Project Details
Common and Distinct Mechanisms of Social Anxiety and Alcohol Use
Applicant
Professorin Dr. Tanja Endrass
Subject Area
Personality Psychology, Clinical and Medical Psychology, Methodology
Clinical Psychiatry, Psychotherapy, Child and Adolescent Psychiatry
Clinical Psychiatry, Psychotherapy, Child and Adolescent Psychiatry
Term
since 2020
Project identifier
Deutsche Forschungsgemeinschaft (DFG) - Project number 438967918
Social anxiety disorder (SAD) co-occurs frequently with alcohol use disorder (AUD). Our project aims to disentangle common and specific behavioral and neuronal mechanisms of SAD and AUD to investigate potential shared vulnerabilities. Whereas SAD is associated with increased threat reactivity and performance monitoring, the risk to develop AUD is suggested to be enhanced under either altered threat reactivity or reward sensitivity and impulsivity. However, it remains unclear which combination of alterations in these mechanisms are associated with the comorbidity of SAD and AUD. Prior work suggests that there is an impulsive-anxious subtype among individuals with SAD which might account for problematic alcohol use and is associated with self-reported reward sensitivity and impulsivity. However, no study to date has investigated underlying mechanisms regarding this comorbidity. We will focus on markers robustly associated with anxiety or addiction. Threat reactivity will be assessed as startle response using electromyography in a no/predictable/unpredictable threat task. Markers for reward sensitivity will be striatal activity and reaction times in a monetary incentive delay task during functional magnetic resonance imaging. The error-related negativity will serve as a marker for performance monitoring and will be assessed in a flanker task using electroencephalography (EEG). Impulsivity will be examined with response inhibition and delay discounting.
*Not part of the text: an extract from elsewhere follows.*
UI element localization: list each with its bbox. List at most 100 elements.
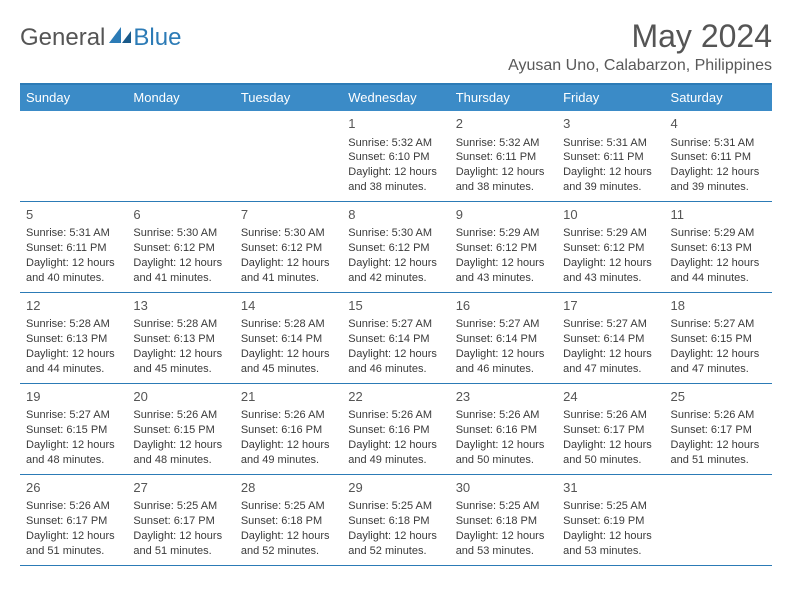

The N2 and P3 amplitude will serve as neuronal markers of response inhibition in a stop signal task during EEG. The discounting factor (k-value) will serve as a behavioral marker assessed in a delay discounting task. This multimethod study will be conducted in four groups of participants: Individuals with SAD, AUD, comorbid SAD + AUD and healthy controls. Besides dimensional and group comparison analyses for each mechanisms, we will conduct an overall latent class analysis to examine whether underlying behavioral and neuronal mechanisms explain across and beyond diagnoses the comorbidity of SAD and AUD. The results of this project would be highly relevant for understanding the comorbidity between the examined disorders and providing a basis for developing and improving tailored treatment procedures for individuals with SAD and AUD.